Heading: Concerto for Percussion and Orchestra
1. Drums and Woods
22 February 2001
Royal Concert Hall, Glasgow, Scotland
Colin Currie, percussion / Royal Scottish National Orchestra /Marin Alsop
5 July 2003
WASBE Conference, Jonkoping, Sweden
Colin Currie, percussion / National Youth Wind Ensemble of Great Britain / Phillip Scott
Instrumentation: percussion soloist 2.picc.2.corA.2.bcl.ssax.tsax.3—220.127.116.11—timp.perc(3):6tom-t/BD/tgl/glsp/t.bells/crot/susp.cym—harp— pft(=cel)—strings
(also arranged for band)
Recordings: Rapture can be found on the release, rapture, an american abroad, jasper
Rapture by name, rapturous by nature. It's the best way to sum up Michael Torke's percussion concerto, commissioned by the Royal Scottish National Orchestra, and given a stunning performance by soloist Colin Currie and conductor Marin Alsop. —The Herald (Scotland)
Commissioned by the Royal Scottish National Orchestra, Rapture is the first new work written as that orchestra's Associate Composer. I collaborated closely with Colin Currie, the soloist, to learn how to write for percussion.
In a surreal late poem by W. B. Yeats, “News for a Delphic Oracle”, he describes a mythic and transcendent sexual state. A kind of rapture.
“…Those Innocents re-live their death… Through their ancestral patterns dance..”

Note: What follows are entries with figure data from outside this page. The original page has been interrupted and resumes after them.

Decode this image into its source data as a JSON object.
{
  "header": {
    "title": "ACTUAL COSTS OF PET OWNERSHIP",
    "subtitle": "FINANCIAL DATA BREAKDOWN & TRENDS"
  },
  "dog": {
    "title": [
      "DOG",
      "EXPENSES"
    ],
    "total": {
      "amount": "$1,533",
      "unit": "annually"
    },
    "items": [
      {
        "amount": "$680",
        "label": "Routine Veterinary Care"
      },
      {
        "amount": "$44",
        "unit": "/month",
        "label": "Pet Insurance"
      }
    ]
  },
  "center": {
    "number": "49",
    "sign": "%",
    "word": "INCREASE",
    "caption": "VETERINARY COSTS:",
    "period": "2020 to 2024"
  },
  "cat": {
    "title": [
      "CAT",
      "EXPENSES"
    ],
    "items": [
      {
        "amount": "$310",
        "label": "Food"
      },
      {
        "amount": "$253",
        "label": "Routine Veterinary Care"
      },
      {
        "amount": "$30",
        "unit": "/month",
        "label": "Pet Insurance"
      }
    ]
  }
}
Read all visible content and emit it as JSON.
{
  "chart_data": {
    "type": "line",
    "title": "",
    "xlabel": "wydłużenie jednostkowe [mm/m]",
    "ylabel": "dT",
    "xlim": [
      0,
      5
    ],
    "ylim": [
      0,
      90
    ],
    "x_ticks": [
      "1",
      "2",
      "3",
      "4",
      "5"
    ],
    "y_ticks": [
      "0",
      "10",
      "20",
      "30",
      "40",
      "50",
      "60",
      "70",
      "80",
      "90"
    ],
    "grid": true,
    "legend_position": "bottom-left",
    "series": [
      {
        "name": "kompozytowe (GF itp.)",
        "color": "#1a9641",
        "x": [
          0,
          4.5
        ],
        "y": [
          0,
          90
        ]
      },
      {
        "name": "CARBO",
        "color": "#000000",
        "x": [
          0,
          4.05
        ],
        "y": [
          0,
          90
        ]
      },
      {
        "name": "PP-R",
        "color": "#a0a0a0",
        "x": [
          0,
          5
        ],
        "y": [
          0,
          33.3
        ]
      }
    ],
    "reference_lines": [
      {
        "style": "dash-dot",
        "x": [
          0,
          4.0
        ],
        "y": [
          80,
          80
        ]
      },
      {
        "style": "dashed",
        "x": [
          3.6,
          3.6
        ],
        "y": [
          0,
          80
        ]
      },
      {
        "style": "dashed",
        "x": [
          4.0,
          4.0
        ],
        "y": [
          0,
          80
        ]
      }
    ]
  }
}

A brute beating of drums may connote an earthly violence, but when it is organized and insistent, it begins to have a ritualistic effect, and incite a kind of rapture. It is that kind of transcendence that I am interested in discovering in this composition.
I have often believed there is a thin line that separates religious rapture from sexual rapture. Music has the capability of reflecting that intersection.
When Yeats writes, “ …Down the mountain walls, From where Pan’s cavern is, Intolerable music falls….”, he is characterizing this transfigured state as over- brimming, over- flowing, and overpowering. Since it is too much to bear; this rapture, we can only submit.
My usual approach to composing is to think of melodies as the building blocks of a piece. Faced with the task of writing for non- pitched percussion instruments, like drums, wooden instruments, and metallic instruments, I was challenged to find a way to shape and develop the music.
My solution was to shadow everything the soloist is doing. For example, in the first movement, which features drums and woods, when Colin plays a pattern on three high Tom-toms, clarinets and trumpets play three and only three assigned pitches. At exactly the same rhythm. Every percussion instrument of Colin’s at the front of the stage is mirrored by specific instruments in the orchestra. In the third movement, which features metallic instruments (a kind of “industrial rig”, as Colin would say), tins are matched with flutes and piccolo, pipes with clarinets, cow bells with oboes and bassoons, gongs laid flat with horns, cymbals with trumpets, and brake drums with trombones. The energy of the outer two movements finds repose in the slower middle movement, that features mallets: marimba and vibraphone.
This technique is reinforcing: the soloist gives an edge, a pronouncement, to the notes from the orchestra, and the orchestra gives a context and a melodic value to the rhythms the soloist is playing. Reinforcement gives confidence and power to the overall result.
The concerto explores a new idea of the roles of soloist and orchestra. In my piece, the tight correspondence between the two is the antithesis of the romantic struggle between the soloist as hero, conquering his foe, the orchestra- rendered in the end as only an accompanist. Yet my soloist is the leader, the initiator of every rhythm that the orchestra is bound in a slave-like way to shadow. The orchestra, however, is not subordinate in their role because by shadowing, they add vital color and perspective without which the soloist’s patterns would not have much meaning on its own.